Cleveland, OH: A state board agreed to give $1.1 million to a man from New York who was wrongly jailed for more than 35 years for a murder in Cleveland in 1987. The decision came on Monday.
58-year-old Dwayne Brooks was released from prison last year after a Cuyahoga County judge ruled that police and prosecutors had withheld police reports and witness statements from Brooks’ lawyers that supported their client’s claim that he wasn’t involved in the August 1987 ambush killing of 35-year-old Clinton Arnold at Luke Easter Park.

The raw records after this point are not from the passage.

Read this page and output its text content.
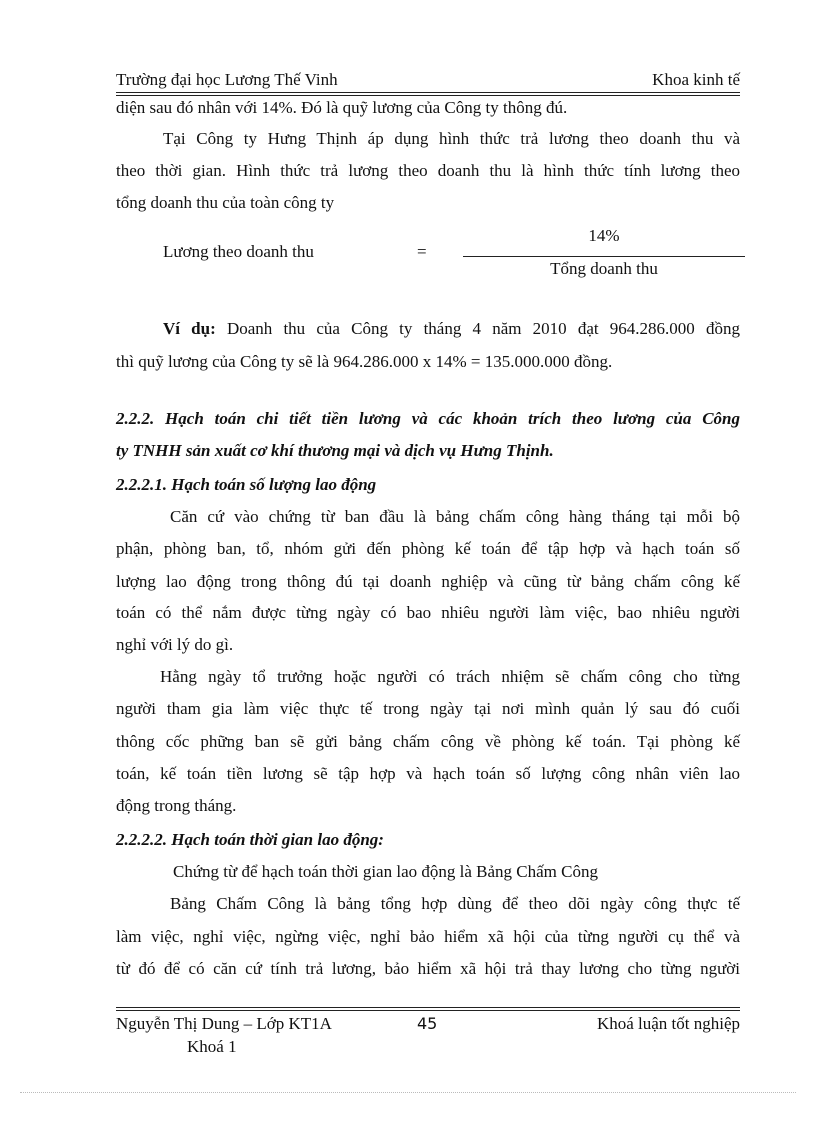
Trường đại học Lương Thế Vinh	Khoa kinh tế
diện sau đó nhân với 14%. Đó là quỹ lương của Công ty thông đú.
Tại Công ty Hưng Thịnh áp dụng hình thức trả lương theo doanh thu và
theo thời gian. Hình thức trả lương theo doanh thu là hình thức tính lương theo
tổng doanh thu của toàn công ty
Lương theo doanh thu	=
14%
Tổng doanh thu
Ví dụ: Doanh thu của Công ty tháng 4 năm 2010 đạt 964.286.000 đồng
thì quỹ lương của Công ty sẽ là 964.286.000 x 14% = 135.000.000 đồng.
2.2.2. Hạch toán chi tiết tiền lương và các khoản trích theo lương của Công
ty TNHH sản xuất cơ khí thương mại và dịch vụ Hưng Thịnh.
2.2.2.1. Hạch toán số lượng lao động
Căn cứ vào chứng từ ban đầu là bảng chấm công hàng tháng tại mỗi bộ
phận, phòng ban, tổ, nhóm gửi đến phòng kế toán để tập hợp và hạch toán số
lượng lao động trong thông đú tại doanh nghiệp và cũng từ bảng chấm công kế
toán có thể nắm được từng ngày có bao nhiêu người làm việc, bao nhiêu người
nghỉ với lý do gì.
Hằng ngày tổ trưởng hoặc người có trách nhiệm sẽ chấm công cho từng
người tham gia làm việc thực tế trong ngày tại nơi mình quản lý sau đó cuối
thông cốc phững ban sẽ gửi bảng chấm công về phòng kế toán. Tại phòng kế
toán, kế toán tiền lương sẽ tập hợp và hạch toán số lượng công nhân viên lao
động trong tháng.
2.2.2.2. Hạch toán thời gian lao động:
Chứng từ để hạch toán thời gian lao động là Bảng Chấm Công
Bảng Chấm Công là bảng tổng hợp dùng để theo dõi ngày công thực tế
làm việc, nghỉ việc, ngừng việc, nghỉ bảo hiểm xã hội của từng người cụ thể và
từ đó để có căn cứ tính trả lương, bảo hiểm xã hội trả thay lương cho từng người
Nguyễn Thị Dung – Lớp KT1A	45	Khoá luận tốt nghiệp
Khoá 1
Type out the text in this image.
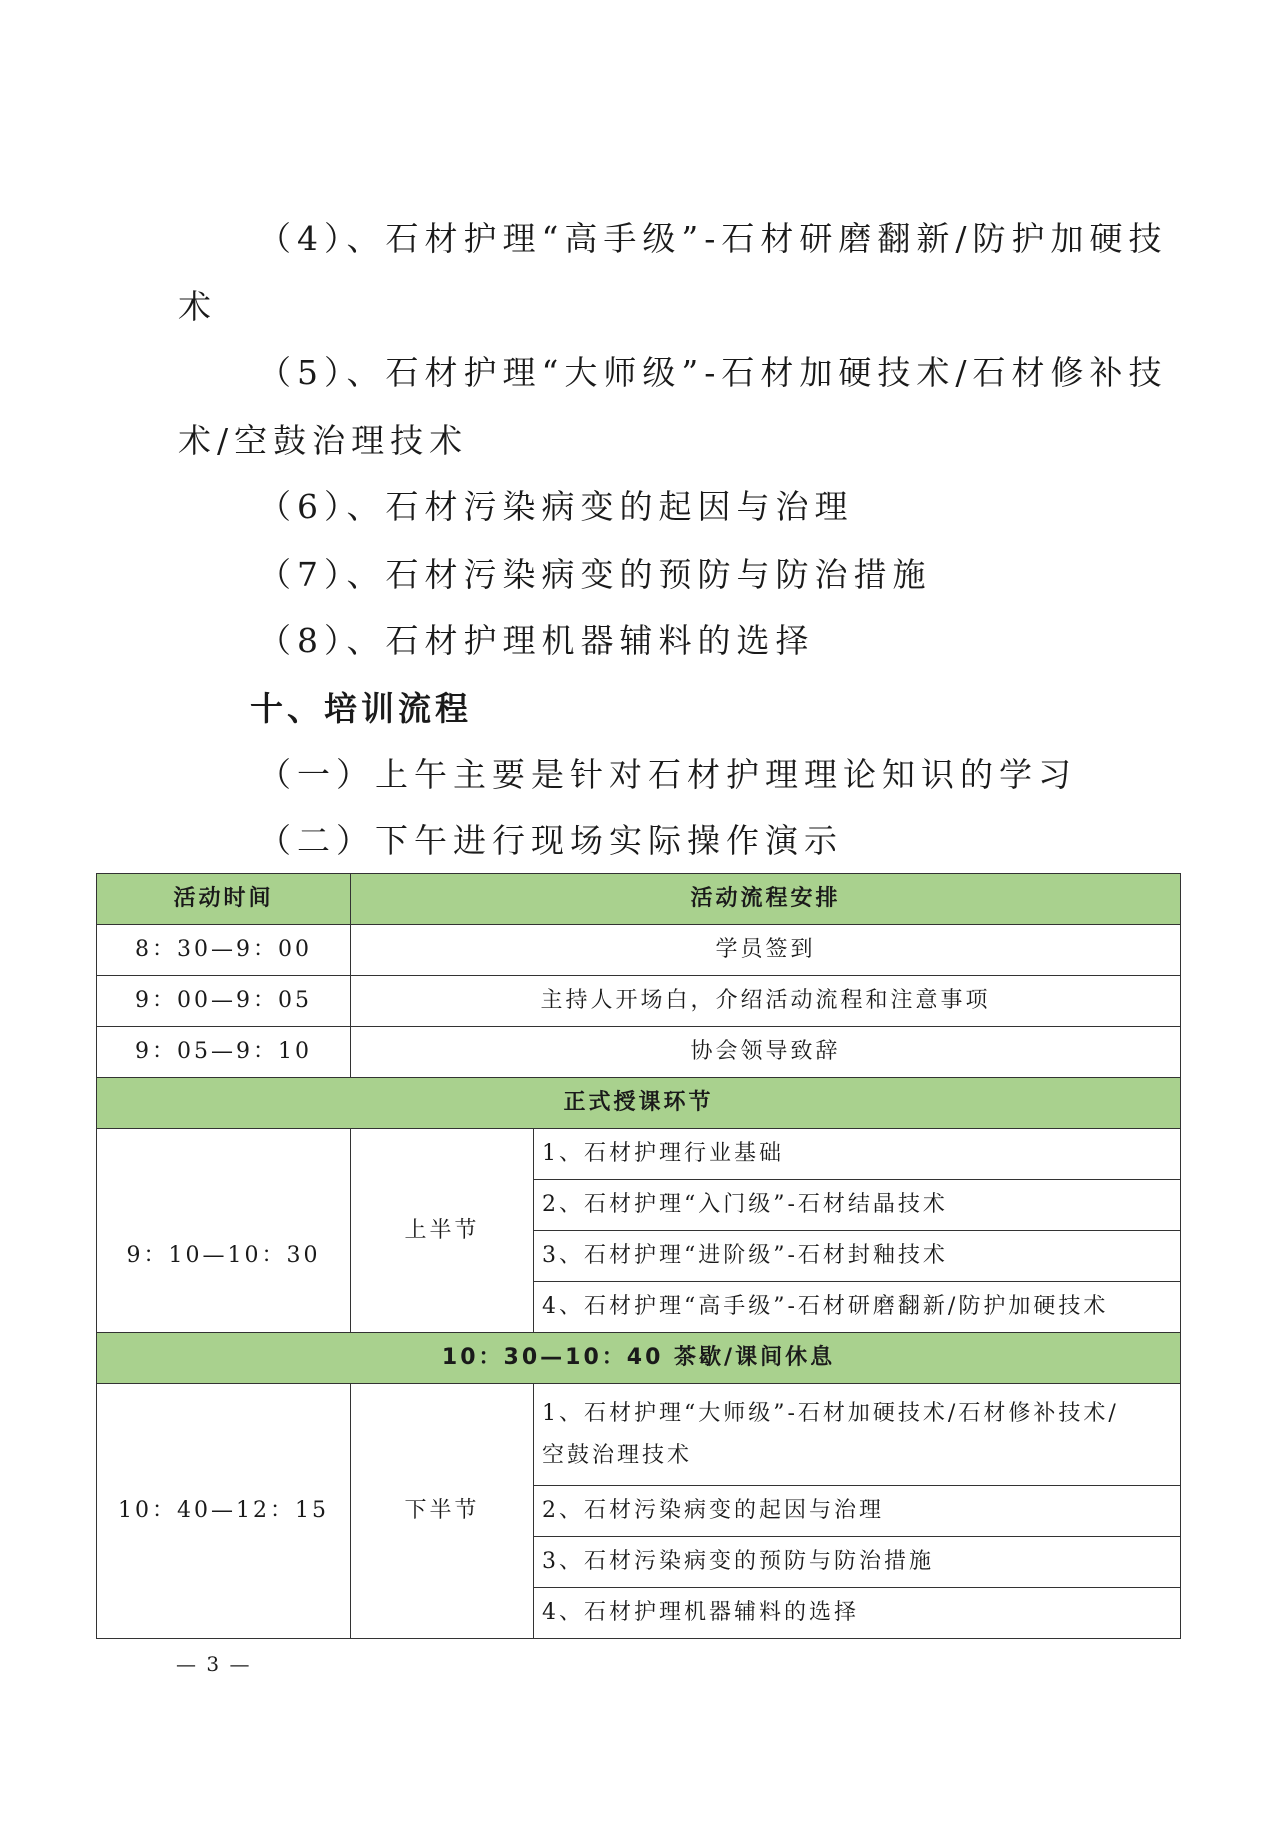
（4）、石材护理“高手级”-石材研磨翻新/防护加硬技
术
（5）、石材护理“大师级”-石材加硬技术/石材修补技
术/空鼓治理技术
（6）、石材污染病变的起因与治理
（7）、石材污染病变的预防与防治措施
（8）、石材护理机器辅料的选择
十、培训流程
（一）上午主要是针对石材护理理论知识的学习
（二）下午进行现场实际操作演示
活动时间	活动流程安排	
8：30—9：00	学员签到	
9：00—9：05	主持人开场白，介绍活动流程和注意事项	
9：05—9：10	协会领导致辞	
正式授课环节		

9：10—10：30	上半节	1、石材护理行业基础
		2、石材护理“入门级”-石材结晶技术
		3、石材护理“进阶级”-石材封釉技术
		4、石材护理“高手级”-石材研磨翻新/防护加硬技术
10：30—10：40 茶歇/课间休息		
10：40—12：15	下半节	1、石材护理“大师级”-石材加硬技术/石材修补技术/
空鼓治理技术

		2、石材污染病变的起因与治理
		3、石材污染病变的预防与防治措施
		4、石材护理机器辅料的选择
— 3 —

Hempstead, New York, homeowner Brooks said he wasn’t even in Ohio when Arnold was killed. Brooks was found guilty and given a life sentence, mostly because of the statements of two other defendants who decided to help the prosecution prove Brooks was Arnold’s killer in exchange for pleading guilty to lesser charges.
On Monday, the Ohio Controlling Board allowed Brooks to get a preliminary judgment payment of $1,103,475.92 without any discussion or comment. That’s about half of the money he’s owed by state law. People who were wrongly imprisoned get $64,186.92 dollars for every year they were locked up.
The preliminary judgment amount, which was accepted by the Ohio Court of Claims at the end of last month, is about $88 for every day that Brooks was jailed without a good reason. This money will come from the state’s main fund for collecting taxes.
Along with those damages, Brooks could also get paid for his lawyers’ fees and the wages he would have made if he wasn’t in jail. The court or a legal settlement will decide exactly how much money he gets.
Prior to Monday’s vote, the Controlling Board approved a $131,000 payment to Canton resident Aaron Culbertson. Culbertson had been wrongly jailed for more than four years for a 2018 robbery that new evidence showed he wasn’t involved in.